O Censo de 2022 revelou que 21,73% da população carioca é moradora de favelas (1.349.942 em 6.211.223 habitantes). É um número impactante. Se boa parte das favelas cariocas já recebe abastecimento de água e, apesar de deficiente, tem coleta de lixo, diversos outros problemas permanecem e se agravam. Não há coleta de esgoto, não há segurança sobre a propriedade, não há segurança pessoal e a topografia e a disposição das casas facilita a ação do crime organizado. Além disso, são poucos os serviços públicos disponíveis, a acessibilidade é difícil, há doenças, como a tuberculose, advindas de más condições de moradia e os riscos ambientais são bem maiores do que nas áreas de moradia formal da cidade.
Esse quadro, apesar de histórico, não deveria ser socialmente admissível. Além da gigantesca desigualdade social que revela, é reflexo de uma continuada inação do poder público. No entanto, seguimos a vida como se o problema não existisse. Passado o tempo das remoções forçadas, abandonado o exemplar programa Favela-Bairro, esquecemos desses 21,73% de cariocas.
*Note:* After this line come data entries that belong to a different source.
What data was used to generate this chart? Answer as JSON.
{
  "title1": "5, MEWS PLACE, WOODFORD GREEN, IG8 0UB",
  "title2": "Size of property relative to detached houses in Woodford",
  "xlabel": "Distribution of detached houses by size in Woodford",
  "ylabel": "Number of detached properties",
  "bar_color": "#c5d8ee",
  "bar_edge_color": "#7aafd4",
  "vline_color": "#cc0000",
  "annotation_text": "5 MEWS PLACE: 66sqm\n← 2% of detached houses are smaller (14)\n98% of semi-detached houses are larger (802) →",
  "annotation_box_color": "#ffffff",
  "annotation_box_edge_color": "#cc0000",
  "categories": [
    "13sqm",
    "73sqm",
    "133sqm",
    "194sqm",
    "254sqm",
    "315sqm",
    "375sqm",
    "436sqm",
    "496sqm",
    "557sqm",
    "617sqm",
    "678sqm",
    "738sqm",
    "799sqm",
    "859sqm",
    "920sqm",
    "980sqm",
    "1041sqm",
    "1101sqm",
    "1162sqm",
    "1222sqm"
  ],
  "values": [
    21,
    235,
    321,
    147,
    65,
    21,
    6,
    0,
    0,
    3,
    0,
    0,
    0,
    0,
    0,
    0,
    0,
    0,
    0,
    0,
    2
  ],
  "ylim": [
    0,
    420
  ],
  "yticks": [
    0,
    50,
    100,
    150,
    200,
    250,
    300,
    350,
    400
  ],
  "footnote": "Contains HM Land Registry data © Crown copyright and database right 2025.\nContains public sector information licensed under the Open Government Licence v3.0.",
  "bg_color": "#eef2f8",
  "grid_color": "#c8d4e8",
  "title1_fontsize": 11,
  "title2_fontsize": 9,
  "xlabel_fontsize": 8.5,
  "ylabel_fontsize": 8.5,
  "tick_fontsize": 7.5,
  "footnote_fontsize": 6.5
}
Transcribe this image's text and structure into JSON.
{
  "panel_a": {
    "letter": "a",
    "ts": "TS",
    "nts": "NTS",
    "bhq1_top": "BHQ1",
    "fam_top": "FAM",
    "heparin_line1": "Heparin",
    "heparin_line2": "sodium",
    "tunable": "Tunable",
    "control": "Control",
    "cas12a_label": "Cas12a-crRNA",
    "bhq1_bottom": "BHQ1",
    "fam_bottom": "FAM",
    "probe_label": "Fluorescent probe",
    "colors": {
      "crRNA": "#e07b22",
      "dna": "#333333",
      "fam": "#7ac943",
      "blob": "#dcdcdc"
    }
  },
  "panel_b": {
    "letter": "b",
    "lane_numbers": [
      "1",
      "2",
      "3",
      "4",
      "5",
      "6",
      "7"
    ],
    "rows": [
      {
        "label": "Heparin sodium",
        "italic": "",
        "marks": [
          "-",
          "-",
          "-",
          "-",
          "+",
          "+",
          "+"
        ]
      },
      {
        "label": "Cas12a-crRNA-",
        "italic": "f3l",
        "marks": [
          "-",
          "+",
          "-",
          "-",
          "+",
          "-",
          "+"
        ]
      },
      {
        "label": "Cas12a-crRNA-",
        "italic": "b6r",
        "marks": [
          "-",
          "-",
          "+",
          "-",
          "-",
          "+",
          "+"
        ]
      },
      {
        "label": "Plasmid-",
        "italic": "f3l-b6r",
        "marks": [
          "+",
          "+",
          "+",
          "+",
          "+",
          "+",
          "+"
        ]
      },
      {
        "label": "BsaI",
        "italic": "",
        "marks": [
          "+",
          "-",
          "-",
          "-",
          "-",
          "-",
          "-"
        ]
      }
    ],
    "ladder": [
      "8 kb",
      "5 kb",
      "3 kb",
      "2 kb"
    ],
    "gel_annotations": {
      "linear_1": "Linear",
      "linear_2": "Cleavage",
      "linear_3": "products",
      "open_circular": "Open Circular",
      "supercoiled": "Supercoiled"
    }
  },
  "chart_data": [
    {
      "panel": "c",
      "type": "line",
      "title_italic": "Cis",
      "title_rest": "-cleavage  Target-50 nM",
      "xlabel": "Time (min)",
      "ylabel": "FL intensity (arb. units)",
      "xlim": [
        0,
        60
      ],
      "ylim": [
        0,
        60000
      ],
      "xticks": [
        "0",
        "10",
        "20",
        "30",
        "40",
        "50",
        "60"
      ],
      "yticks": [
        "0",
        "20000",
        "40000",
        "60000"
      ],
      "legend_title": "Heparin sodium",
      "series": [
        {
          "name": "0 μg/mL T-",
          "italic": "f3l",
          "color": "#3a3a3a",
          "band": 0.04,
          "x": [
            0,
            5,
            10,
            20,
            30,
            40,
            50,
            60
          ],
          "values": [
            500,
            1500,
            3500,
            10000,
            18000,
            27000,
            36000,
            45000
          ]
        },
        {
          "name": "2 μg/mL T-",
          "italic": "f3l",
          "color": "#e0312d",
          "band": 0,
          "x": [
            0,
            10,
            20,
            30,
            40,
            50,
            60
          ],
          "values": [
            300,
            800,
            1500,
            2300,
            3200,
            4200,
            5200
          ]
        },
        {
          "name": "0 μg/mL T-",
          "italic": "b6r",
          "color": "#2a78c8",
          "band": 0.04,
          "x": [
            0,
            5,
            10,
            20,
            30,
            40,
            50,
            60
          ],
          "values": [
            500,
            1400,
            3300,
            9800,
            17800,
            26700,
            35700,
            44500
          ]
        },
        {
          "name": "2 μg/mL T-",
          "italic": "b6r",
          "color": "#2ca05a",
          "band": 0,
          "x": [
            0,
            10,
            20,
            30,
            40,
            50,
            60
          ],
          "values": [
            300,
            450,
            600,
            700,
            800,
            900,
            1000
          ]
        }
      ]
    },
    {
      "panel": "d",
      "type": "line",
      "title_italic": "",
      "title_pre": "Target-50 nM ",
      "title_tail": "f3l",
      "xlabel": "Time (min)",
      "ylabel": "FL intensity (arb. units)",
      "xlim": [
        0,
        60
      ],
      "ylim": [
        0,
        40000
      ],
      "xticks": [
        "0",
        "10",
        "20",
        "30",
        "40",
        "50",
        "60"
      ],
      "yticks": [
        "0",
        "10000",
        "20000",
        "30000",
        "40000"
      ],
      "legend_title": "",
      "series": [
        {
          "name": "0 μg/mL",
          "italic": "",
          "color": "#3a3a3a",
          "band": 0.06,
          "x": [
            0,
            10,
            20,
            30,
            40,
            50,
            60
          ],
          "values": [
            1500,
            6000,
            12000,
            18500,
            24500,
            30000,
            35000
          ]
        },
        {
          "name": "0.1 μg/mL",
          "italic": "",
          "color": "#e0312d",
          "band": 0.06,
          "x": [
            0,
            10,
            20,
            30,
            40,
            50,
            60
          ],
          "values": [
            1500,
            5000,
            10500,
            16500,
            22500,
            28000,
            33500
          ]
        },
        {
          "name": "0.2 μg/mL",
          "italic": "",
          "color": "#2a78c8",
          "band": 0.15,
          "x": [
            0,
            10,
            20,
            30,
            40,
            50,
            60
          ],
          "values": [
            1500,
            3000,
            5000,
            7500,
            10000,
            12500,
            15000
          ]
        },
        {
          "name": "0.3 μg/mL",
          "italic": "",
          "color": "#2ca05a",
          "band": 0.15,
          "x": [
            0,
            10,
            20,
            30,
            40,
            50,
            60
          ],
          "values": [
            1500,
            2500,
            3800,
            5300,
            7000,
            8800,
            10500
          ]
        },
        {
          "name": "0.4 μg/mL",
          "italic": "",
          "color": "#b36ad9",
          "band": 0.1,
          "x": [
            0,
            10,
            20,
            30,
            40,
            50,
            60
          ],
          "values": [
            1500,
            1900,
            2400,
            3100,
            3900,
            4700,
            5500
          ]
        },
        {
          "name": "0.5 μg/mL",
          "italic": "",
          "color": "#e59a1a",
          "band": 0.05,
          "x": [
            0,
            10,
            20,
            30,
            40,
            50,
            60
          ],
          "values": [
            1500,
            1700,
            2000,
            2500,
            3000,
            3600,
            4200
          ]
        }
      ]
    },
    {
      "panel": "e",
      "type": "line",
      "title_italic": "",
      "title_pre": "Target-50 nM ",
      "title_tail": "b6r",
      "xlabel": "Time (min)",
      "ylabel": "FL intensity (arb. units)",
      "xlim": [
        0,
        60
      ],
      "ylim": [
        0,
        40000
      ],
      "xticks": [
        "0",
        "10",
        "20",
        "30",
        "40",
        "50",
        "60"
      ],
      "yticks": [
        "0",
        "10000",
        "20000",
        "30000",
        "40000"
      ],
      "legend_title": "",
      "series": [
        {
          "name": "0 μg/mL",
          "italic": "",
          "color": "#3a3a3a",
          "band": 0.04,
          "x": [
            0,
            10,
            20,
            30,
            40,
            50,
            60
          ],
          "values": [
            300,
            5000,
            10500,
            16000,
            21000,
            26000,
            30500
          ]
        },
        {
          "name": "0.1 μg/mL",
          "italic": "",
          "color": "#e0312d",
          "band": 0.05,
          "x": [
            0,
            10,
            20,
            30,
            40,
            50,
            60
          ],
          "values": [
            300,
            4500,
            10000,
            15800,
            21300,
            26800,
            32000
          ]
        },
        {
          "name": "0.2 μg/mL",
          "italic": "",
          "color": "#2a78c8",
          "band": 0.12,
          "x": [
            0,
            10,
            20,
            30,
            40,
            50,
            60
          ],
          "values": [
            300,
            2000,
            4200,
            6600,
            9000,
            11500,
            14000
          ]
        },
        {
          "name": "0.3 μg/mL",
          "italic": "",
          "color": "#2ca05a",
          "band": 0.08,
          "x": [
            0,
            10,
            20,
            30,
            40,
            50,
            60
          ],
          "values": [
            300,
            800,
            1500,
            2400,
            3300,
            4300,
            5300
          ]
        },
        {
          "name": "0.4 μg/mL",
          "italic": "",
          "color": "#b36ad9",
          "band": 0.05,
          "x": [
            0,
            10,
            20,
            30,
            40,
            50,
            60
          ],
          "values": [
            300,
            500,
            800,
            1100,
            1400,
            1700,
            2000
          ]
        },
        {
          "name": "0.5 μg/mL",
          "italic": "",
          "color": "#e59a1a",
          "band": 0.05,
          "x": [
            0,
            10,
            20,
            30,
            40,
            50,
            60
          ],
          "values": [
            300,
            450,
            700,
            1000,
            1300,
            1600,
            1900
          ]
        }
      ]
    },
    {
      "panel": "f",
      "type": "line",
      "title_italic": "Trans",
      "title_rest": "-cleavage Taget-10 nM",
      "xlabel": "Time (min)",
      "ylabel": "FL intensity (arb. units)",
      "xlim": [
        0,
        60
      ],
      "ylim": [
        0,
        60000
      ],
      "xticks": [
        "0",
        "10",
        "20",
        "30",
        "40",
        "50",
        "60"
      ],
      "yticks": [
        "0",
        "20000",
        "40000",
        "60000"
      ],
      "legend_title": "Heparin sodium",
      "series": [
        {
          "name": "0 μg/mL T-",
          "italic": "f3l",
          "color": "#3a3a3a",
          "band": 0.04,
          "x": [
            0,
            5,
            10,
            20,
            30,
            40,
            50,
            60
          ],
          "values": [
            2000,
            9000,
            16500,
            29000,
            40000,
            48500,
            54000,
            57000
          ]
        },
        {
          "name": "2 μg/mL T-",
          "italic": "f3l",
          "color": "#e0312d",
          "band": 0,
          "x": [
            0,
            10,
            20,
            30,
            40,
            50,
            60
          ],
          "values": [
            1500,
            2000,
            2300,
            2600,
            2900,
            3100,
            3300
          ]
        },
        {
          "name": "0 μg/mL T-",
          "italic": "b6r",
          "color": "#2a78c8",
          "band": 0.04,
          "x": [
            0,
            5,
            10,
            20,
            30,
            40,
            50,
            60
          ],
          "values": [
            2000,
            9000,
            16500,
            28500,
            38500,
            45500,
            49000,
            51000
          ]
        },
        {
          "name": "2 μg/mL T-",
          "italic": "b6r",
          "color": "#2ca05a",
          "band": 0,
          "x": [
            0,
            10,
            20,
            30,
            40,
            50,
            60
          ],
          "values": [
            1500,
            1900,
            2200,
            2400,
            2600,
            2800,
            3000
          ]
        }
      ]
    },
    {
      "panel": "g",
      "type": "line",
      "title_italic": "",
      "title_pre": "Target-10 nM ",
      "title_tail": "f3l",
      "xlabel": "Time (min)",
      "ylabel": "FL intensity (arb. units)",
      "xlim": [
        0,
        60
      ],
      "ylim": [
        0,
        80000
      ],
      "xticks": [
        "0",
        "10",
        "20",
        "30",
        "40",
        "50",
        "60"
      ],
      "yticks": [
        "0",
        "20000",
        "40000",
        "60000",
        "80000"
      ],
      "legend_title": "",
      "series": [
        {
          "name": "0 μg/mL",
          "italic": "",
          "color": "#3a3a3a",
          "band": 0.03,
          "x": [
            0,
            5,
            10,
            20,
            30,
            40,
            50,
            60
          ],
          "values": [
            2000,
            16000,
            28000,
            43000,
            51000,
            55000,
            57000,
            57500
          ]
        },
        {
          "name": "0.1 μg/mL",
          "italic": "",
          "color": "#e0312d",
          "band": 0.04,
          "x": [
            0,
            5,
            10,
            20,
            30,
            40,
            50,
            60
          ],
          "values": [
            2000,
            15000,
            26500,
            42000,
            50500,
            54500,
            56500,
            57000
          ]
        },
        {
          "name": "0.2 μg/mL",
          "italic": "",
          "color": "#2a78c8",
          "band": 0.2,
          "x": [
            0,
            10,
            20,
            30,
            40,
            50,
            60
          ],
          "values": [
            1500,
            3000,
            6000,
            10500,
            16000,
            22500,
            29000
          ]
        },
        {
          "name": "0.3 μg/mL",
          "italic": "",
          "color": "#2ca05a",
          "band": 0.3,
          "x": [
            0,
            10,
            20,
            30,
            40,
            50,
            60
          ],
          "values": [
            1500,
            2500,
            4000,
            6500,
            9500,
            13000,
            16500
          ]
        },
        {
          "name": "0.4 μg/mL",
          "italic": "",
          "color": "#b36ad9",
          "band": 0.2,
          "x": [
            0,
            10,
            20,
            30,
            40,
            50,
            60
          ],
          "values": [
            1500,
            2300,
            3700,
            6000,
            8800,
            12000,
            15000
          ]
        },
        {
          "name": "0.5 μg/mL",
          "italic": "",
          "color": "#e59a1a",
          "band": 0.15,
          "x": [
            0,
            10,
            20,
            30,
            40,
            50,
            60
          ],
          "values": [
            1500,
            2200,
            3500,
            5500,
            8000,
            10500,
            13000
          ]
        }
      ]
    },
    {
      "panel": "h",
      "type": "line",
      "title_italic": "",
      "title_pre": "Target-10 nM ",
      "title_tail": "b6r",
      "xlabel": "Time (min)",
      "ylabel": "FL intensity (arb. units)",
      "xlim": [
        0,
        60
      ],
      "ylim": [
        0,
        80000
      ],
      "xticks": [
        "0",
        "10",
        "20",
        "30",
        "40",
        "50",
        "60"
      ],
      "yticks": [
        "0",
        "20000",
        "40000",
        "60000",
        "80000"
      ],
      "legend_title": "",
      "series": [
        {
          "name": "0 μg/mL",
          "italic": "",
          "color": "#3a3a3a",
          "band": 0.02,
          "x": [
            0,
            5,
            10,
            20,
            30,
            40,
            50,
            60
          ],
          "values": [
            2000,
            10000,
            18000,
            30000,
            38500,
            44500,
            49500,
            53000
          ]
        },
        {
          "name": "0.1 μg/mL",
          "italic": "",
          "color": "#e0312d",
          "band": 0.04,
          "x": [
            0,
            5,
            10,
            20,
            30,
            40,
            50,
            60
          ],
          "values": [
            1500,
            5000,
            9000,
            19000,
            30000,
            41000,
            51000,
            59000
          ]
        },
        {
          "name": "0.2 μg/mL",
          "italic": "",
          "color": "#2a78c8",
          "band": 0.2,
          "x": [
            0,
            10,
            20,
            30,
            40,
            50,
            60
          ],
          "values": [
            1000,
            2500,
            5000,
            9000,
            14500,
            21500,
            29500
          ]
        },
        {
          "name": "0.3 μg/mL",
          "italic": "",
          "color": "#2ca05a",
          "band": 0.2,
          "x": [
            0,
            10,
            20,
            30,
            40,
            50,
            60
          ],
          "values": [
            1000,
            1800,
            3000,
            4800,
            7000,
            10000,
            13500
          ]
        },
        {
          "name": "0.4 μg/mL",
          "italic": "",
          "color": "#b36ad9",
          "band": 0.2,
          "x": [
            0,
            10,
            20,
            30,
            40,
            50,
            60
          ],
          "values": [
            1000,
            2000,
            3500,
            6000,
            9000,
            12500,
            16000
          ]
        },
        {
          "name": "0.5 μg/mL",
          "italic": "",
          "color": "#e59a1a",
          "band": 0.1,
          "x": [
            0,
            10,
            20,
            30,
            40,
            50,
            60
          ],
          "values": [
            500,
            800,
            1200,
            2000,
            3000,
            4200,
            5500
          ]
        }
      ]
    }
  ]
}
Na eleição que recentemente terminou, o tema urbanização de favelas, ou melhoria de suas condições, esteve ausente, assim como esteve ausente nas administrações passadas do prefeito. Ele, aliás, foi o responsável por terminar com o programa de urbanização de favelas já no seu primeiro mandato. A sua atual candidatura vitoriosa teve o apoio de parte da esquerda e, mesmo assim, o tema favela não veio à tona.
Na verdade, a impressão que se tem é que o eleitor votou mais pelo conjunto de ações já realizadas na cidade como um todo do que por um conjunto de propostas futuras, as quais foram pouco divulgadas e debatidas. Talvez, para compensar esta lacuna, o prefeito reeleito se apressou em dizer que as tem. Eis que a primeira proposta de impacto para o próximo quadriênio não é voltada para esse quase um quarto de cariocas desfavorecidos, moradores de favelas. Pelo histórico de ações do prefeito, não era de se esperar que o fosse.
Com rufar de tambores, a Prefeitura anunciou a demolição do Elevado 31 de Março, no Catumbi. Sua demolição livraria a cidade desta abominável homenagem ao golpe militar, e transformaria aquele eixo numa via normal, com calçadas, edifícios residenciais e comércio. A proposição desse projeto, de difícil execução, pode vir na direção da reparação de um erro histórico, que foi a demolição do casario local para a construção do elevado, e o consequente esgarçamento do tecido urbano do bairro.
Mas talvez o projeto chegue tarde, já que a construção do Sambódromo congelou a partição do Catumbi em duas partes. Além disso, a demolição da antiga fábrica da Brahma, cuja detonação foi acionada pelo próprio Prefeito, levou embora um Patrimônio importante para o bairro. Na falta desse marco, o projeto propõe uma homenagem às duas torres do Congresso Nacional. Faz lembrar o chamamento ao urbanista de Brasília para realizar o projeto para a Barra da Tijuca, no final da década de 1960. Não foi uma escolha feliz.
A adesão a esse novo projeto para o Catumbi tem um formato curioso, que vem desde as gestões do prefeito César Maia. Alguns arquitetos com acesso ao prefeito da ocasião levam a ele suas propostas e, se ele se encanta, aquilo se transforma em política pública. Concursos de ideias e de projetos, abertos a todos os profissionais da área, nunca são lembrados como uma forma mais democrática e salutar de escolha de onde se investir os recursos públicos.
Os moradores das favelas cariocas seguem fornecendo a base da mão de obra que faz a cidade funcionar. Seguem também influenciando de forma indelével a cultura carioca, e do país, com sua vibrante energia e juventude. Mas também seguem vivendo em condições precárias, submetidas à opressão do tráfico, da milícia e da polícia. Sua força eleitoral segue dispersa, incapaz de exigir as melhorias urbanas a que têm direito. E os prefeitos ingratos, cegos a essa realidade, se sucedem no poder.